Nov 11, 2012 @ 14:01:37
lol you didn’t show us that…I thought that they were magic chooks that somehow knew to stay out of the veggie gardens! What they really are is miscreants who are as bad as our chooks! I love a good laugh too Jean and am very good at laughing at myself š
Nov 11, 2012 @ 11:31:56
How wonderful that you should write a post about NFSS! In the mid 90s I did a teaching contract there, and just loved it! Of course it is all quite changed now as the demographics of the area has changed and the school population is much larger now. I used to go back once a week in the early 2000s with my class from the nearby Fortitude Valley SS, for swimming lessons. Lovely memories š
Nov 11, 2012 @ 13:52:09
Hi Maria. Fancy you working at NFSS once. I didn’t go into the school itself, just the garden. It was a lovely atmosphere and the children love it. You are right that the New Farm area has changed so much. Teneriffe has changed beyond recognition since they have developed the old wool stores.
Nov 11, 2012 @ 19:36:30
That school garden looks AWESOME!! I am so impressed! I would love to be able to have chooks roam freely in our back yard. Only we have two Jack Russels, so if we tried it, methinks it would work only briefly, and then we’d have but feathers >o<
There are a couple of schools near(ish) us which have their own gardens, though not as spectacular as this one looks.

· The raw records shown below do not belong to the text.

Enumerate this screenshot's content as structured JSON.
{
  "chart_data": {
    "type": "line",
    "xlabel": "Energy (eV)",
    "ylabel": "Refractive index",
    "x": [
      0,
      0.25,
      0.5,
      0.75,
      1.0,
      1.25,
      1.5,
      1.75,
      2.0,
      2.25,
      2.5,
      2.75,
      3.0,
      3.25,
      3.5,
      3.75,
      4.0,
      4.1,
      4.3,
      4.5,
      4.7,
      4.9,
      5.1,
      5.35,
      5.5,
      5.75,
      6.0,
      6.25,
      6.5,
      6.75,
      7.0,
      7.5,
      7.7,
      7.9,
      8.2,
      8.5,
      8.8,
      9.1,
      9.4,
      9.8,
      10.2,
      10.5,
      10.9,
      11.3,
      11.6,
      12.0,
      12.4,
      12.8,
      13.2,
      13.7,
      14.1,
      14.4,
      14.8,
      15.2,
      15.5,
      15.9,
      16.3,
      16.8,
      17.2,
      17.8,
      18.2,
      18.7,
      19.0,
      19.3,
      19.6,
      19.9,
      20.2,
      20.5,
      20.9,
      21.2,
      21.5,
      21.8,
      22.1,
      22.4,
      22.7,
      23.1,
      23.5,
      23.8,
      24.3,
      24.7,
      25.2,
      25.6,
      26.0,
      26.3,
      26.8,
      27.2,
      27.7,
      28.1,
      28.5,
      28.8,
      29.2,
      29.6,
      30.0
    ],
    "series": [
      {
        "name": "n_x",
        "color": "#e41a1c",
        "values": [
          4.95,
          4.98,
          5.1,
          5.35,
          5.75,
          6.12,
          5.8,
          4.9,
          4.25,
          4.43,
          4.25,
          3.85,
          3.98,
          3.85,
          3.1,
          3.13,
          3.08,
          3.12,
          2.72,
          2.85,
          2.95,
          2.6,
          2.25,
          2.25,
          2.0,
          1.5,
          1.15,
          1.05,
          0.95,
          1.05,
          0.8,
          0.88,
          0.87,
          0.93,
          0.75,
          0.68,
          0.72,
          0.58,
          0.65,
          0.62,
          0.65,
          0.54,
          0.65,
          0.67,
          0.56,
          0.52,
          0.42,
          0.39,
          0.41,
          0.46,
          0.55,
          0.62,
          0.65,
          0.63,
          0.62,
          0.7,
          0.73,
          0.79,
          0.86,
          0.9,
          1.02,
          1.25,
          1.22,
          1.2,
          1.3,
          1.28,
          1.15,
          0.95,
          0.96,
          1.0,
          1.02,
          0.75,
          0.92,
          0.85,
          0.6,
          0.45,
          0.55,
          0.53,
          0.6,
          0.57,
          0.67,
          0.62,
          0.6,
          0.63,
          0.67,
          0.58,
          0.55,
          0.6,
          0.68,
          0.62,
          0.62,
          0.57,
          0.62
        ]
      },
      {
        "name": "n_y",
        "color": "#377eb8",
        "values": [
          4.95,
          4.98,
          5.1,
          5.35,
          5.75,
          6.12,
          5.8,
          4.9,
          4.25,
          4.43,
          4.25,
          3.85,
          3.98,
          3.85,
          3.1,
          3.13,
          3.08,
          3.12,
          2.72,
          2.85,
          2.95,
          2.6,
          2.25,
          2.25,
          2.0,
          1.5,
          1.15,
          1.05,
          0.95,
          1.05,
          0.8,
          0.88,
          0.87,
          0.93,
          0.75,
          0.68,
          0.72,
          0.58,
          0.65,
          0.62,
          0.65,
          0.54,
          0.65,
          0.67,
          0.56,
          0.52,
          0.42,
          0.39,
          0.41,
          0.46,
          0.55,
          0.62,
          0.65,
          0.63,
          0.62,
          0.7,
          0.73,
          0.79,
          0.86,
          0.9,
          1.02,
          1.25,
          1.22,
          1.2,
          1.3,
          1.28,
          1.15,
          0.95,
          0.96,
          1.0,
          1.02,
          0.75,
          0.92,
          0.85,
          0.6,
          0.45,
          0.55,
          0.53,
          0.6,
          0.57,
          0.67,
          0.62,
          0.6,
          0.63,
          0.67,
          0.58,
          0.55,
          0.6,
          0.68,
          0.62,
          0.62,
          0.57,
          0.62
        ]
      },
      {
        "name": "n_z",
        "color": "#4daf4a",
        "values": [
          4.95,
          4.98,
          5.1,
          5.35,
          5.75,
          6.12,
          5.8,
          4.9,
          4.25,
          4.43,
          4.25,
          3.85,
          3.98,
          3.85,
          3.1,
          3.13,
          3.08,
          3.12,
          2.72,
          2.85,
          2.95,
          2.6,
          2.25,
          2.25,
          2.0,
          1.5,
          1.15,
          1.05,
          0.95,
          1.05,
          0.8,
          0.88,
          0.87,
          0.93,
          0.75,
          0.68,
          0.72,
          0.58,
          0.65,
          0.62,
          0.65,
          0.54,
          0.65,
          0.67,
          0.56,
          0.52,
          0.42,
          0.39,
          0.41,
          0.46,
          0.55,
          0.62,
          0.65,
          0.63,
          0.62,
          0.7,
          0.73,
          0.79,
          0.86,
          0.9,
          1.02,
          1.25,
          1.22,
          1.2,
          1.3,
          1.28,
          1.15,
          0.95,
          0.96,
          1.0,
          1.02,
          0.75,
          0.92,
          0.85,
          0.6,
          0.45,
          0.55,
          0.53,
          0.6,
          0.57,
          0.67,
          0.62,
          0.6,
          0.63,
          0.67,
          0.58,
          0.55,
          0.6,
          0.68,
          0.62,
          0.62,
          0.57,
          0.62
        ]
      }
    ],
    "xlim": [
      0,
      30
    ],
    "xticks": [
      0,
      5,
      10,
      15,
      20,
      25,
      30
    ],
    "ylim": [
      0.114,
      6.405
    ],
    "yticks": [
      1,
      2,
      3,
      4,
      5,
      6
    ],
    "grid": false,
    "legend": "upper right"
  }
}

Man! I am so jealous! I really WANT that garden, LOL!!
Nov 12, 2012 @ 09:17:29
It is a lovely garden Mrs Yub. And the chickens certainly add a bit of personality.
Nov 14, 2012 @ 01:12:21
Hi Jean. The school garden is brill, all the volenteers do a wonderful job. I can’t imagine chcikens running around the primary school near us…they would be stolen within five minutes around here..a sad world
Nov 14, 2012 @ 13:35:08
Hi Not just green fingers. I think the only thing they have to worry about is making sure the chickens are locked up at night against possible rodents.